L’essayiste indien Pankaj Mishra retrace la manière dont l’Occident a construit la Shoah comme une référence morale universelle et analyse les raisons de sa trahison face au génocide de Gaza.

Après L’âge de la colère, où il analysait les promesses non tenues de la modernité et de la démocratie promues par les Lumières, Pankaj Mishra pointe la nouvelle trahison de l’idéal humaniste à l’œuvre dans la complicité de l’Occident avec l’État génocidaire israélien et à sa « psychose survivaliste » – un « signe avant-coureur d’un monde épuisé, en faillite ». Dans cet essai très documenté, l’auteur propose une histoire de la Shoah dans les récits sioniste et occidental, mais aussi indien et du Sud global, pour montrer l’articulation complexe entre mémoires, éthique et intérêts économiques et politiques. « L’antagonisme entre Israéliens et Palestiniens, qui semble impossible à désamorcer, épouse aujourd’hui les contours d’une des lignes de fracture les plus traîtresses de l’histoire moderne : la “ligne de couleur”, décrite par W. E. B. Du Bois comme le problème central de la politique internationale, c’est-à-dire celui de savoir “jusqu’où les différences de race […] serviront d’argument pour refuser à plus de la moitié des habitants de la planète le droit de jouir, autant qu’ils le peuvent, des opportunités et privilèges de la civilisation moderne” ».

Contre toutes les démagogies

Pankaj Mishra

Critique littéraire, c’est dans les travaux de Du Bois, Jean Améry, Primo Lévi, Hanna Arendt, Edward Saïd, James Baldwin, etc., que Pankaj Mishra puise la matière de ce récit passionnant, dont la préoccupation principale est de contrer la rivalité des récits mémoriels, issus de la Shoah comme de l’esclavage et du colonialisme. « Si les mémoires collectives sont censées exprimer des vérités essentielles, informant en profondeur les membres d’une communauté imaginaire de qui ils sont, et de quelle est leur place dans le monde, alors la mémoire du suprémacisme blanc des puissances occidentales compte aujourd’hui plus d’adhérents que la mémoire de la Shoah. »

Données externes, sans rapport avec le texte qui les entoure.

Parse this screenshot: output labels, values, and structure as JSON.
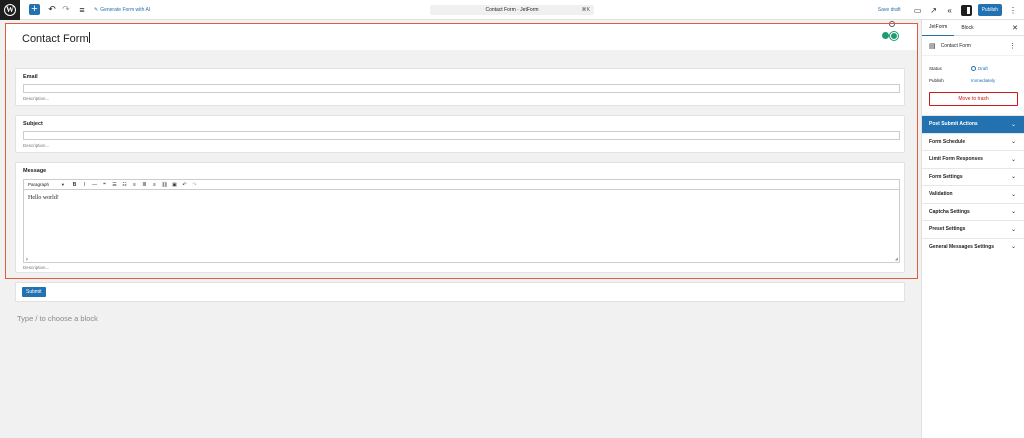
{
  "topbar": {
    "add_icon": "plus-icon",
    "ai_link": "Generate Form with AI",
    "command": "Contact Form · JetForm",
    "shortcut": "⌘K",
    "save_draft": "Save draft",
    "publish": "Publish"
  },
  "form": {
    "title": "Contact Form",
    "fields": [
      {
        "label": "Email",
        "description": "Description..."
      },
      {
        "label": "Subject",
        "description": "Description..."
      },
      {
        "label": "Message",
        "description": "Description..."
      }
    ],
    "editor": {
      "format": "Paragraph",
      "content": "Hello world!",
      "path": "p"
    },
    "submit": "Submit",
    "placeholder": "Type / to choose a block"
  },
  "sidebar": {
    "tabs": [
      "JetForm",
      "Block"
    ],
    "document": "Contact Form",
    "status_label": "Status",
    "status_value": "Draft",
    "publish_label": "Publish",
    "publish_value": "Immediately",
    "trash": "Move to trash",
    "panels": [
      "Post Submit Actions",
      "Form Schedule",
      "Limit Form Responses",
      "Form Settings",
      "Validation",
      "Captcha Settings",
      "Preset Settings",
      "General Messages Settings"
    ]
  },
  "colors": {
    "accent": "#2271b1",
    "selection": "#e35b3b",
    "danger": "#cc1818",
    "green": "#1a9e6f"
  }
}
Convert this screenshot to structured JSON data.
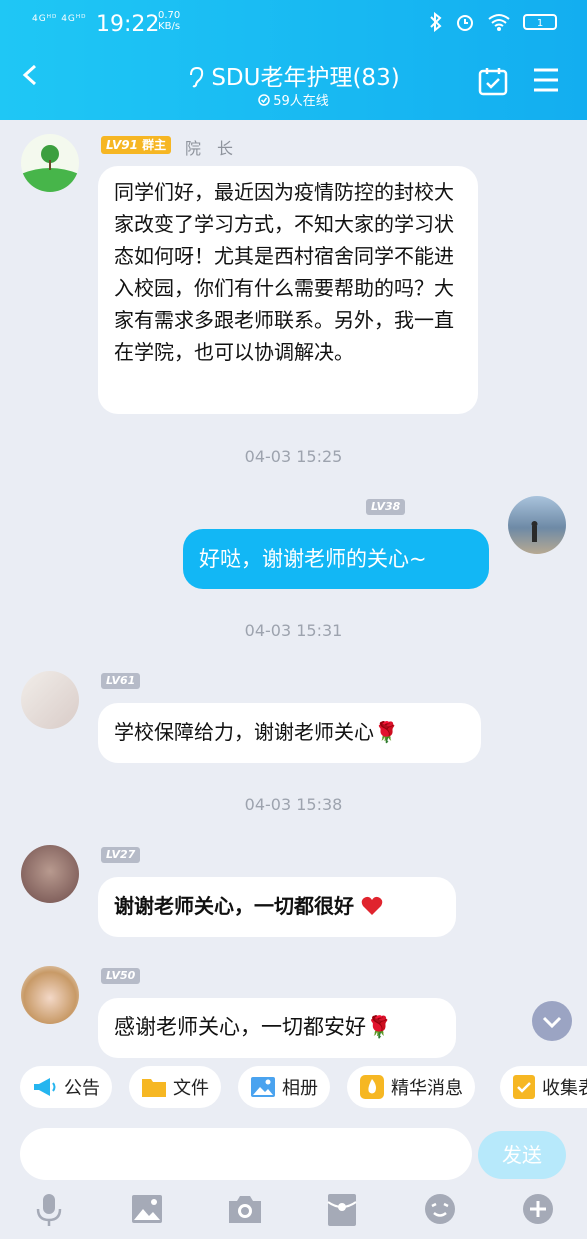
{
  "status_bar": {
    "signal": "4Gᴴᴰ 4Gᴴᴰ",
    "time": "19:22",
    "speed_value": "0.70",
    "speed_unit": "KB/s",
    "battery": "1"
  },
  "header": {
    "title": "SDU老年护理(83)",
    "online": "59人在线"
  },
  "messages": [
    {
      "level": "LV91",
      "role_badge": "群主",
      "name": "院　长",
      "text": "同学们好，最近因为疫情防控的封校大家改变了学习方式，不知大家的学习状态如何呀！尤其是西村宿舍同学不能进入校园，你们有什么需要帮助的吗？大家有需求多跟老师联系。另外，我一直在学院，也可以协调解决。"
    },
    {
      "time": "04-03 15:25"
    },
    {
      "level": "LV38",
      "text": "好哒，谢谢老师的关心~"
    },
    {
      "time": "04-03 15:31"
    },
    {
      "level": "LV61",
      "text": "学校保障给力，谢谢老师关心🌹"
    },
    {
      "time": "04-03 15:38"
    },
    {
      "level": "LV27",
      "text": "谢谢老师关心，一切都很好"
    },
    {
      "level": "LV50",
      "text": "感谢老师关心，一切都安好🌹"
    }
  ],
  "quick_actions": [
    "公告",
    "文件",
    "相册",
    "精华消息",
    "收集表"
  ],
  "composer": {
    "send_label": "发送"
  },
  "colors": {
    "accent": "#13aef0",
    "bubble_self": "#12b7f5",
    "badge_owner": "#f7b928"
  }
}
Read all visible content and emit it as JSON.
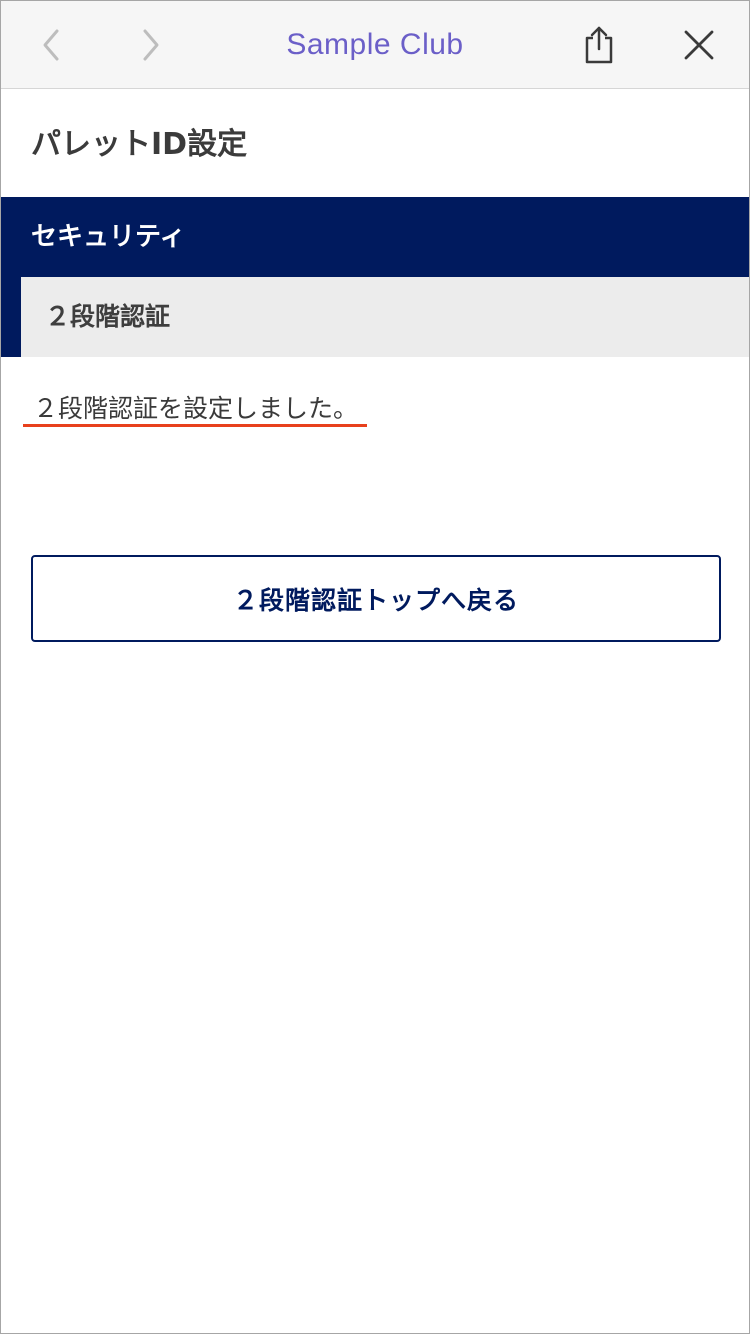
{
  "browser": {
    "title": "Sample Club",
    "icons": {
      "back": "chevron-left-icon",
      "forward": "chevron-right-icon",
      "share": "share-icon",
      "close": "close-icon"
    }
  },
  "page": {
    "heading": "パレットID設定"
  },
  "section": {
    "label": "セキュリティ"
  },
  "subsection": {
    "label": "２段階認証"
  },
  "message": {
    "text": "２段階認証を設定しました。"
  },
  "actions": {
    "return_label": "２段階認証トップへ戻る"
  },
  "colors": {
    "navy": "#001a5e",
    "title_purple": "#6b5fc8",
    "underline_red": "#e8401c",
    "subsection_grey": "#ececec"
  }
}
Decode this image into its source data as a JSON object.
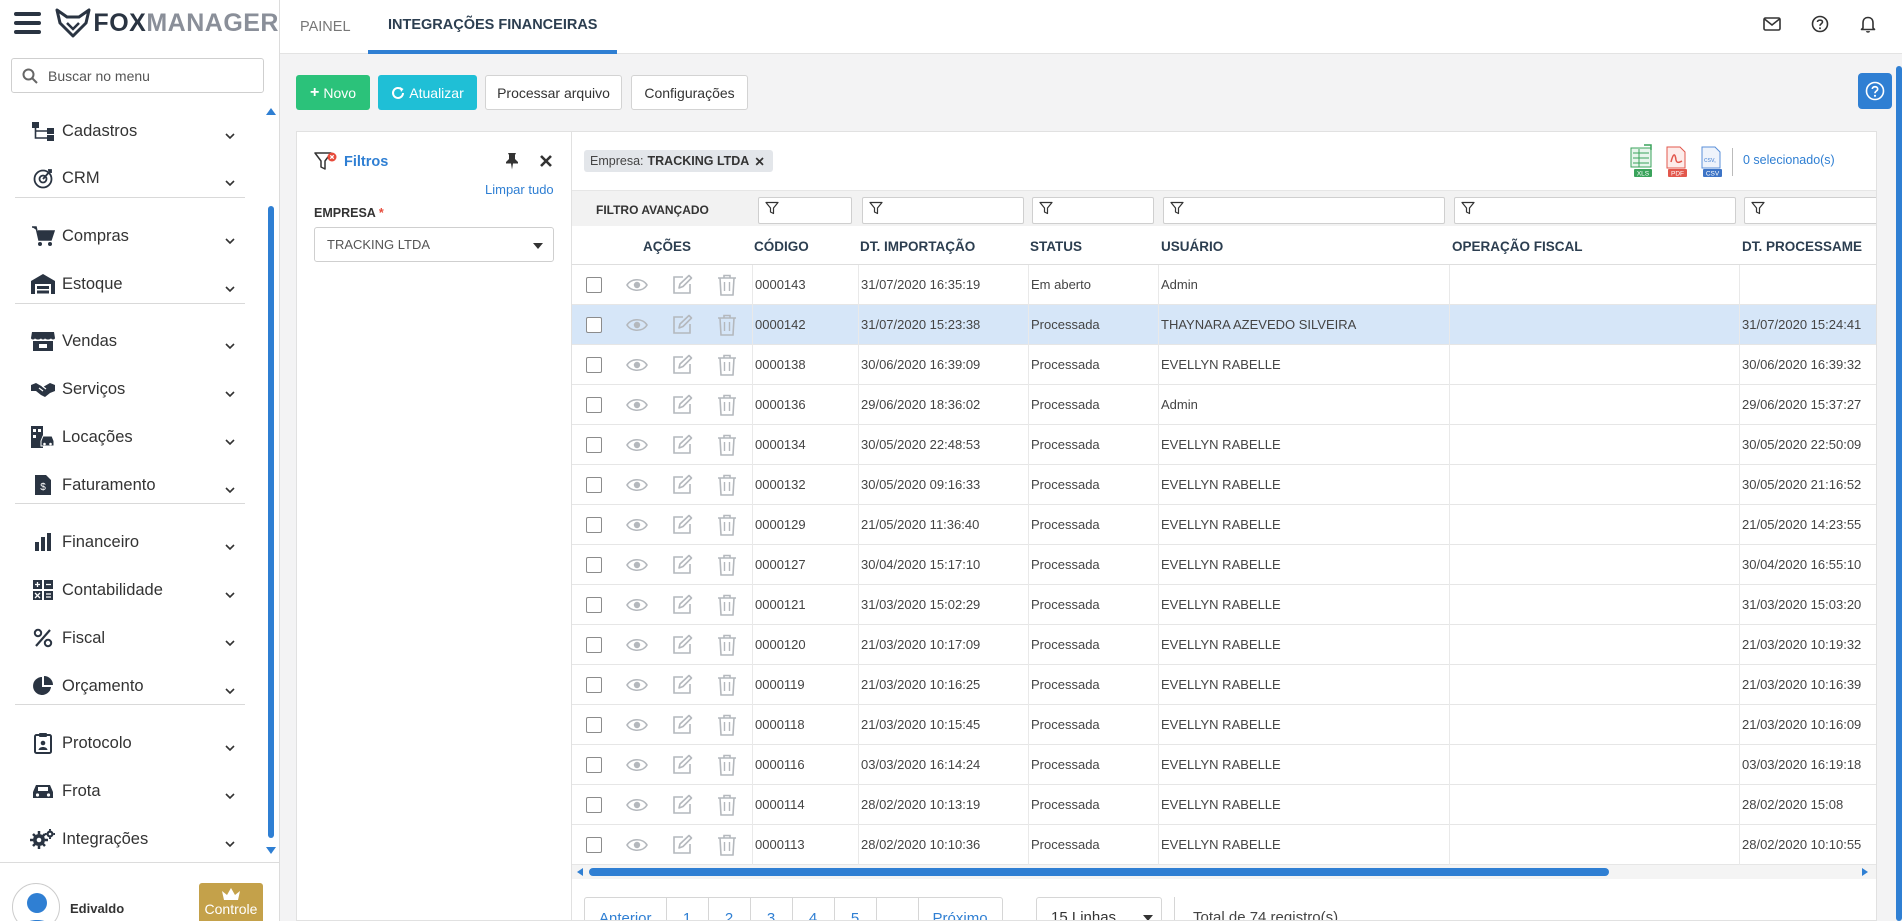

Son livre rappelle également que les récits du sionisme et de la Shoah sont mouvants en fonction du contexte : « Il est bon de se souvenir que de tels réexamens du sionisme et de son évolution ont eu lieu dès les premiers temps de l’État d’Israël. » L’auteur insiste en particulier sur la manière dont l’Allemagne et les États-Unis ont été les relais du discours israélien sur la Shoah, la première pour obtenir « l’absolution morale d’une Allemagne insuffisamment dénazifiée et toujours profondément antisémite en échange d’argent et d’armes », les derniers opérant un déplacement du stigmate raciste : « bon nombre de nationalistes blancs visent maintenant à obtenir le même avantage moral en rejetant le stigmate de l’antisémitisme sur les musulmans pour s’en débarrasser, et en se proclamant solidaires d’Israël ». Pankaj Mishra critique d’autre part la fascination pour Israël dans les milieux nationalistes et populistes, comme dans l’Inde de Modi, elle aussi revendiquant une dimension religieuse et messianique.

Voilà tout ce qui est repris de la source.